Все что осталось от родственника швейцара Никодимыча — был скромный холмик, на связанном из двух штакетин кресте которого понуро висела лохматая шапка, так и не доеденная хитрым коником. А похоронен был Тимоха в синих женских шальварах, отчего сильно огорчался, выражая всяческие протесты судьбе.
Возчик крутил матерно, смотря слепыми глазами на обоз веселой армии, в котором хохотала мешающая кокаин с водкой пламенная потаскушка. Тянулись вдаль белые просторы. Мадам Француаза кричала и кричала с козел, сотрясая морозный воздух. Ее плешивый сынок, страдая потертостями от седла, смотрел на унылые декабрьские поля, тоскливо думая о чем-то под фырканье лошадей, машущих спутаными хвостами.
— Еще раз марафет отроете, высажу, рази вас Господь! — в который раз обещала предводительница. Но ее никто не слушал, да и пусты были те слова, как и глаза самой Ефросиньи Федотовой, уставшей от неустроенности. Многое творилось за границами Города, плевком лежащего на белом снегу.
К сереющему сумерками, чахоточному вечеру, пан Шмуля наконец вынес гуся. Птица, лежавшая на блюде в самой бесстыдной позе с гузкой, кокетливо украшенной осунувшимся яблочком, вызвала всеобщий восторг. Такого не было уже давно, и если и встречалась еще живность в Городе, то это случалось крайне редко. И каждый раз ожидался быть последним.
— Скажу вам, панове, — радостно изрек Леонард, — что последнего гуся ел в четырнадцатом году. А утку вот недавно ел, у одного шибко умного изобретателя. Но утка это что? Утка это тьху. Жир один, а вот гусь….

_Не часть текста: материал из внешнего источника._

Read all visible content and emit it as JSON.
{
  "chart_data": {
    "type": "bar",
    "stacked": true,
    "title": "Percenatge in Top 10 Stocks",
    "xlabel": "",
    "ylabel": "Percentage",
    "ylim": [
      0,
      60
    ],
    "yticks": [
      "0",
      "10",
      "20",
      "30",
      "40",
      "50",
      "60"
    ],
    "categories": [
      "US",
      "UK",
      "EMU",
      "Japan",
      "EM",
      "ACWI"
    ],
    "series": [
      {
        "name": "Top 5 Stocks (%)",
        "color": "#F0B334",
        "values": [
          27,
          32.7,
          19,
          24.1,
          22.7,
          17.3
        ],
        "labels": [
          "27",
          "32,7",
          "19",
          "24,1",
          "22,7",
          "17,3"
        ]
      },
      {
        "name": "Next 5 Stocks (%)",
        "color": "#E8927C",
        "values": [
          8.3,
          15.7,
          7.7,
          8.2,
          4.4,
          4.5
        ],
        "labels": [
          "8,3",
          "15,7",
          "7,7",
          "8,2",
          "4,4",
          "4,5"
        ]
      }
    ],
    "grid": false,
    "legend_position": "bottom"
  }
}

— Хороший гусик, это самое, — одобрила бабка Вахорова.
Торговец сеном, сидевший по левую сторону и до этого момента уже омерзительно пьяный, неожиданно придвинул к себе блюдо с птицей и, так как всегда слыл человеком чистоплотным, не пачкая рук, укусил гуся за рыжий в потеках жира и темных пригорелых пятнах бок. Тут же установилась полнейшая чехарда и цирк. Инженер-путеец взвыл и кинулся отбирать трофей у коварного Мурзенко.
— Негоже так-то, пан, — гневно укорял он, дергая блюдо, с которого сыпалось снулое яблочко, плескался жир и прочие украшения, — птичик тот на всех приготовленный. И по радостным обстоятельствам. Совесть имейте, пан добродий!
В ответ его оппонент что-то невнятно сообщал забитым мясом ртом, что-то, что можно было принять за извинения, не будь его речи ругательными. Одной рукой пан Мурзенко удерживал посуду, а другой изображал малопочтительные комбинации. Леонард, покачиваясь от выпитого, суетился вокруг борющихся, создавая больше беспорядка, чем если бы сидел на месте.
Отставной философ мелко тряс головой. Его личная радость переполняла тщедушную фигурку, на все иные обстоятельства пану Кропотне было плевать. Фотография и письмо, надежно упрятанные под потертое от времени пальтишко, грели душу. Единственным маленьким темным недоумением, хотя даже и не недоумением вовсе, а слабеньким облачком непонимания, кружилась в его голове с проплешинами мысль о пятнадцати рублях, указанных в письме. Пока другие отбирали у жадного Мурзенко гуся, он напряженно думал, пытаясь дойти до сути этого обстоятельства.